The carvings are located on the wall of a large natural cave on the southwestern side of a hill made of Ōya stone called Otomeyama. The wall is divided into four large and small quadrants. In the first quadrant, facing west, is a statue of Senjū Kannon with a height of four meters. This is the honzon image of the temple. According to temple legend, the statue was carved by Kūkai himself, and was once covered by lacquer and gold leaf. In the second quadrant is a sitting image of Shaka Nyōrai with a height of 3.5 meters, flanked to the left and right by Monju Bosatsu and Fugen Bostasu. The statue in the third quadrant a sitting Yakushi Nyōrai with a height of 1.2 meters, flanked by Nikkō Bosatsu and Gakkō Bosatsu. The fourth quadrant is believed to be a seated Amida Nyōrai with a height of 2.6 meters, flanked by status of Kannon Bosatsu and Seishi Bosatsu. In addition, several sitting images depicted on the wall on the right side of the Kannon statue, and a statue of a Buddha above. The statues of Senjū Kannon and Yakushi Nyōrai are believed to date from the early Heian period, with the statue of Shaka Nyōrai from the late Heian period, and the remaining statues from the late Heian to early Kamakura period.

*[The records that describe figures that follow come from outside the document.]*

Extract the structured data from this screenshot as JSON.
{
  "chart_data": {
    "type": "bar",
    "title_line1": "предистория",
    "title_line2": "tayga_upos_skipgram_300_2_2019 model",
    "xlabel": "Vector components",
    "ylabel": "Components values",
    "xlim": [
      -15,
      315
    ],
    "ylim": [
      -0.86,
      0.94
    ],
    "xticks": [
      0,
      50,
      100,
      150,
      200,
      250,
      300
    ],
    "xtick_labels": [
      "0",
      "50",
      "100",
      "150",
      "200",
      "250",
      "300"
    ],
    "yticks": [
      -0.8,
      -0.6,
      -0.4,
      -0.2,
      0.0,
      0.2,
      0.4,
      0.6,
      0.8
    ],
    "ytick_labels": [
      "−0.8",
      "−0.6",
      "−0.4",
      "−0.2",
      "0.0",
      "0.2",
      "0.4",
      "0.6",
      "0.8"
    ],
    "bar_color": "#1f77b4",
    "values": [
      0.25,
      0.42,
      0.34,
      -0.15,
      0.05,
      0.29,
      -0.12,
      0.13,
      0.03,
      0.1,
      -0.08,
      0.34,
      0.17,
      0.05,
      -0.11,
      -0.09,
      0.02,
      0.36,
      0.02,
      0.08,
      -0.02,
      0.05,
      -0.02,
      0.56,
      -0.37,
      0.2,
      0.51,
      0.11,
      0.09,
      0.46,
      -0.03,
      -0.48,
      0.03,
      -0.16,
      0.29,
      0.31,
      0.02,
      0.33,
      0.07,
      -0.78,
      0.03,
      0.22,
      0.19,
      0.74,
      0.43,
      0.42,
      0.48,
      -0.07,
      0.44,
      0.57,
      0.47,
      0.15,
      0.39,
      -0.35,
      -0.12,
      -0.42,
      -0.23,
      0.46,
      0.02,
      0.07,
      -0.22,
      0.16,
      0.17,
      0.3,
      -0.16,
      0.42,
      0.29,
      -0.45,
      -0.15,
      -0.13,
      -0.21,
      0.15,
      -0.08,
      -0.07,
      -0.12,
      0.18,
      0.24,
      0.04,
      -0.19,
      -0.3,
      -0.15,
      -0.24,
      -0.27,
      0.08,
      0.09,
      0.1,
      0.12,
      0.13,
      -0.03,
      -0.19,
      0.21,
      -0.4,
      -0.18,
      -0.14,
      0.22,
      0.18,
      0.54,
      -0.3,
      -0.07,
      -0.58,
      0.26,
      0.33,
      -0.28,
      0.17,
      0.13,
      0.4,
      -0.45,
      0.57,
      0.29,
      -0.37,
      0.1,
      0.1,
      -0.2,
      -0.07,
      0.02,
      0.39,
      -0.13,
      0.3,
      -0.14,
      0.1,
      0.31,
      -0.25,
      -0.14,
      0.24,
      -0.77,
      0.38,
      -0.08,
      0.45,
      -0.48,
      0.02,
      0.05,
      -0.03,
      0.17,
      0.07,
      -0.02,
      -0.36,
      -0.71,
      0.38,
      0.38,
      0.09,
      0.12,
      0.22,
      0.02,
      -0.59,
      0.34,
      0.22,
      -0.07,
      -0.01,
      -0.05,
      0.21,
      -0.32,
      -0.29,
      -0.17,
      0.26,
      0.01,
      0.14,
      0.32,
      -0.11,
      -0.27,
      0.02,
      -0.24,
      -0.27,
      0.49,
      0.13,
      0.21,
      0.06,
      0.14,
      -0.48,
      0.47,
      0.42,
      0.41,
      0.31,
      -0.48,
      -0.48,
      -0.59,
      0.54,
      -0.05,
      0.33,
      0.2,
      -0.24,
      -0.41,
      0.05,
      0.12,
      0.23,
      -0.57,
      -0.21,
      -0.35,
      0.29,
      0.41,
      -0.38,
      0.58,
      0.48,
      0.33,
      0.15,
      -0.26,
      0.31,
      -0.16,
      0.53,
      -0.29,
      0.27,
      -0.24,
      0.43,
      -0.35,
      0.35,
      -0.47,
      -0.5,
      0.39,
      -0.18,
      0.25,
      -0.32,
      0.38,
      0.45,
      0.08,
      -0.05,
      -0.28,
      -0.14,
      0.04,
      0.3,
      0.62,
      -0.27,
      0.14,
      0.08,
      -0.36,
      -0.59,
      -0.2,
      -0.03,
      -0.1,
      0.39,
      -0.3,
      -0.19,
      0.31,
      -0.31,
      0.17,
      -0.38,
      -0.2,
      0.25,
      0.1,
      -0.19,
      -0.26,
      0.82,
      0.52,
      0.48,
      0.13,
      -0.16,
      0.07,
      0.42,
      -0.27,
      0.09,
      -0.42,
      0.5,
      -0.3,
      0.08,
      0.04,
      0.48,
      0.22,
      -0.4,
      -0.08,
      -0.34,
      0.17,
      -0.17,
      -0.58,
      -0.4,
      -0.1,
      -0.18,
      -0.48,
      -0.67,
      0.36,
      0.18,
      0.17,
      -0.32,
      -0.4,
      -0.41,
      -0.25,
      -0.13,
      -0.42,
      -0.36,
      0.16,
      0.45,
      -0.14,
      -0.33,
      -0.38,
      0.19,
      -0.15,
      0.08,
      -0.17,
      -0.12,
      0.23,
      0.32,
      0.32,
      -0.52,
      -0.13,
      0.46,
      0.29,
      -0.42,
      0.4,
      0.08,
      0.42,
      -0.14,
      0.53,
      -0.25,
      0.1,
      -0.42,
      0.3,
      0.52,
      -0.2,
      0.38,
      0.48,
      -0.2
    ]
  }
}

These statues are regarded as having extremely high artistic and academic value, along with the more famous Usuki Stone Buddhas in Oita Prefecture, and the carvings were also designated an Important Cultural Property of Japan in 1986.

===Tochigi Prefecture Tangible Cultural Properties===
- Bronze Bell (銅鐘), Edo period. This bronze bonshō was cast in 1710.

===Utsunomiya City Tangible Cultural Properties===
- Bronze Waniguchi (銅製鰐口), Edo period. A waniguchi is a bronze gong that is hung under the eaves of the front of shrines and temples, and is sounded by worshipers pulling a thick rope woven from cloth. This bronze example was made in 1667.
- Bronze Lantern (銅製灯篭), Edo period. This octagonal bronze tōrō lantern was donated in 1716.